Die Münchner Philharmoniker mit Fausts Verdammnis im Gasteig: Spannend und kurzweilig
Oper oder Oratorium? Der französische Komponist Hector Berlioz hielt sich bedeckt: Er nannte "La Damnation de Faust" eine "dramatische Legende". Erst lange nach seinem Tod, im Februar 1893, gab es die erste Bühnenfassung des zweieinhalbstündigen Werkes. Im Gasteig begnügten sich die Münchner Philharmoniker mit der konzertanten Version.
Höllenfahrt, Verklärung, dazu der Tölzer Knabenchor - das Publikum hatte trotz der mittlerweile fortgeschrittenen Zeit - das Werk dauert zweieinhalb Stunden - ausgiebig Grund zu jubeln. Dass eine spannende und kurzweilige Aufführung gelungen war, ließ sich im Übrigen auch daran messen, dass die Zahl jener philharmonischen Abo-Snobs, die es schick finden, bereits zur Pause den Heimweg anzutreten, diesmal erstaunlich gering war.

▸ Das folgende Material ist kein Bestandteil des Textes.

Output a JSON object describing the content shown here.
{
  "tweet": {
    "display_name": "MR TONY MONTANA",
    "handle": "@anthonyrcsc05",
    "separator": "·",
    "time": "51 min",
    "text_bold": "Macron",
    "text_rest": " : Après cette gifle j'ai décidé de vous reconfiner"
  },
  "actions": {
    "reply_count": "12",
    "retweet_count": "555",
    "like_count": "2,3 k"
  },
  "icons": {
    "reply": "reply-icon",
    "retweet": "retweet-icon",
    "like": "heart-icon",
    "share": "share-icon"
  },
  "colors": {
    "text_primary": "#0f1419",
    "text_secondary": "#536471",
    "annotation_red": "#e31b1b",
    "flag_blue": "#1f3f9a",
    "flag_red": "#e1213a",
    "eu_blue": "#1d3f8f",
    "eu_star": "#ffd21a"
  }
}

Dabei ist die Liason zwischen dem Komponisten und Goethe nicht unproblematisch. Schauplätze werden verlegt, Szenenfolgen verändert, gelegentlich willkürlich, zumeist aber reichlich eigenwillig. Mit theatererprobter Souveränität gelang es dem Dirigenten Stéphane Denève, derzeit Chef beim Radiosymphonieorchester in Stuttgart, alle Extreme unter einen Hut zu zwingen. Die Münchner Philharmoniker durften die grotesken musikalischen Effekte - etwa in Auerbachs Keller - deftig und ohne schönfärbende Zurückhaltung präsentieren. Aber auch die stillen Traumbilder Marguertites erklangen mit bewegend leiser Nachdrücklichkeit.
Ein ausgewogenes Solistenensemble half dabei. An der Spitze der unverwüstliche José van Dam, mittlerweile 72, als Méphistophélès: nicht vordergründig böse, sondern hinterhältig verschlagen. Als Faust sprang kurzfristig Jean-Noel Briend ein, stilistisch überzeugend, wenngleich sein heller Tenor gelegentlich ein wenig angestrengt wirkte. Beatrice Uria-Mouzon nahm der Marguerite jeden Hauch von Lamoyanz.
Der Philharmonische Chor war von Andreas Herrmann prächtig vorbereitet worden. Die Tölzer Knaben veredelten das Finale. Die vielen schillernden Aspekte dieser herrlichen Musik waren genüsslich ausgekostet, nichts wurde unter den Teppich gekehrt. Auch deshalb sahen sich am Ende wohl viele Zuhörer in der Erkenntnis bestätigt, dass "La Damnation de Faust" auch ohne szenische Mätzchen glänzend bestehen kann, ja sogar an Eindringlichkeit gewinnt.